Asia’s retirement systems face reset as longevity pressures grow

Manulife is proposing a new way forward for Asia’s retirement systems as they approach an inflection point shaped by ageing populations, rising longevity and market uncertainty.
A new framework reflects a broader ambition to extend the firm’s role beyond managing assets towards fostering resilience, supporting policy evolution and equipping individuals to navigate increasingly complex financial journeys.
This is a timely initiative for Asia, with policymakers in several markets looking at pension reform:
- Indonesia is moving towards mandatory, broader coverage and increased harmonisation.
- The Philippines is revising regulations to enhance voluntary, individual savings through the Personal Equity and Retirement Account (PERA).
- Malaysia is reforming its Private Retirement Scheme (PRS).
- Hong Kong is introducing full digital automation via the eMPF Platform and implementing full portability of benefits.
- Mainland China continues to review options to strengthen Pillar 2 (occupational) and Pillar 3 (private) systems.
A key driver in all cases is a combination of Intensifying demographic and financial pressures. According to the latest population estimates and projections from United Nations, by 2050, around 1.6 billion people globally are expected to be aged over 65, with Asia accounting for nearly two-thirds of that population.
Yet, as Elvin Tharm, head of emerging markets Asia retirement at Manulife, noted, replacement rates in many retirement systems remain below 50% of pre-retirement income, while nearly one in two retirees leave the workforce earlier than planned.
The result is a widening mismatch between modern retirement realities and systems still largely designed around shorter lifespans and more predictable career paths.
“However, retirement is a decades-long journey,” said Tharm. “We focus on helping customers take meaningful steps today to achieve better retirement outcomes – confidence today, sustainable income tomorrow, and resilience for longer.”
Retirement planning in need of a rethink
Manulife’s report, Securing retirement: what makes a strong retirement system, aiming to support discussions with regulators and policymakers in key Asian markets, explores how to solve these pressures beyond increasing contribution levels.
In short, retirement systems must also evolve structurally to better support income sustainability, accessibility and decision-making throughout retirement.
“Longer lives have fundamentally changed the equation,” Tharm added. “Modern retirement systems need to deliver income that lasts for life, while protecting against inflation and managing longevity and market volatility.”
Without structural reform, longer lifespans risk translating into greater financial insecurity in retirement.
Five features of a stronger retirement system
To address these challenges, Manulife has revealed a new retirement playbook, designed for adequacy and longevity protection.
1. Income sustainability and longevity protection – The focus should shift from simply building account balances to delivering sustainable income throughout retirement.
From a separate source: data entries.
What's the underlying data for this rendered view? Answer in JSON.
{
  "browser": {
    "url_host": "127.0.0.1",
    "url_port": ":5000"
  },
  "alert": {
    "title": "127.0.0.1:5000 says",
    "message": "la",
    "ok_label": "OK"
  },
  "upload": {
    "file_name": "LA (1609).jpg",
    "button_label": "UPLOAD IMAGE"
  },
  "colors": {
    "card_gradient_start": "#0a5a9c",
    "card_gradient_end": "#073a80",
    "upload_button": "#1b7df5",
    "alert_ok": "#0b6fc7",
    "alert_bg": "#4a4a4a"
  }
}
As lifespans extend, individuals may need their savings to last 30 to 40 years after leaving the workforce. This requires stronger decumulation strategies, maintaining some exposure to growth assets even after retirement, and greater protection against inflation and market volatility. Examples include target-date funds in North America and retirement income solutions within Hong Kong’s MPF system.
2. Participation and inclusion – Many retirement systems still struggle to adequately cover gig workers, part-time employees, women and lower-income earners, leaving significant participation gaps across Asia. Manulife believes systems should make long-term saving simpler, more accessible and more automatic – using measures such as auto-enrolment, contribution auto-escalation, portability between employers and streamlined digital onboarding – to encourage individuals to begin saving earlier and contribute more consistently throughout their working lives.
3. Flexibility with safeguards – Combining flexibility with professionally managed default strategies, diversified portfolios and structured withdrawal guidance can help strike the right balance between flexibility, risk management and long-term retirement outcomes. This approach can also address behavioural biases such as de-risking too early or withdrawing savings too aggressively during volatile markets.
4. Advice and engagement – Digitally-enabled planning tools, personalised projections and human advice are now essential in helping individuals make more informed decisions around savings, healthcare costs and retirement income strategies.
5. Transparency and accountability – Participants increasingly need clearer visibility into how risks are managed, the fees they are paying and whether they are on track to achieve sustainable retirement income. Industry initiatives such as Manulife’s Member Outcomes Index are becoming more outcome-focused, judging alignment with retirement goals and helping providers identify gaps to take corrective action earlier.
From accumulation to long-term resilience
For Manulife, the challenge now extends beyond just improving investment returns. The larger issue is whether retirement systems across Asia can adapt quickly enough to support populations living longer, working in less predictable patterns and increasingly managing retirement risks themselves.
“Retirement providers must act as ecosystem enablers, bringing together regulators, policymakers, employers and financial institutions to build systems that are resilient, inclusive and fit for longer lives,” said Tharm.
As retirement shifts from a short post-employment phase to a multi-decade financial journey, the focus is increasingly moving from how much people accumulate to whether systems can ultimately deliver sustainable income, resilience and long-term financial security.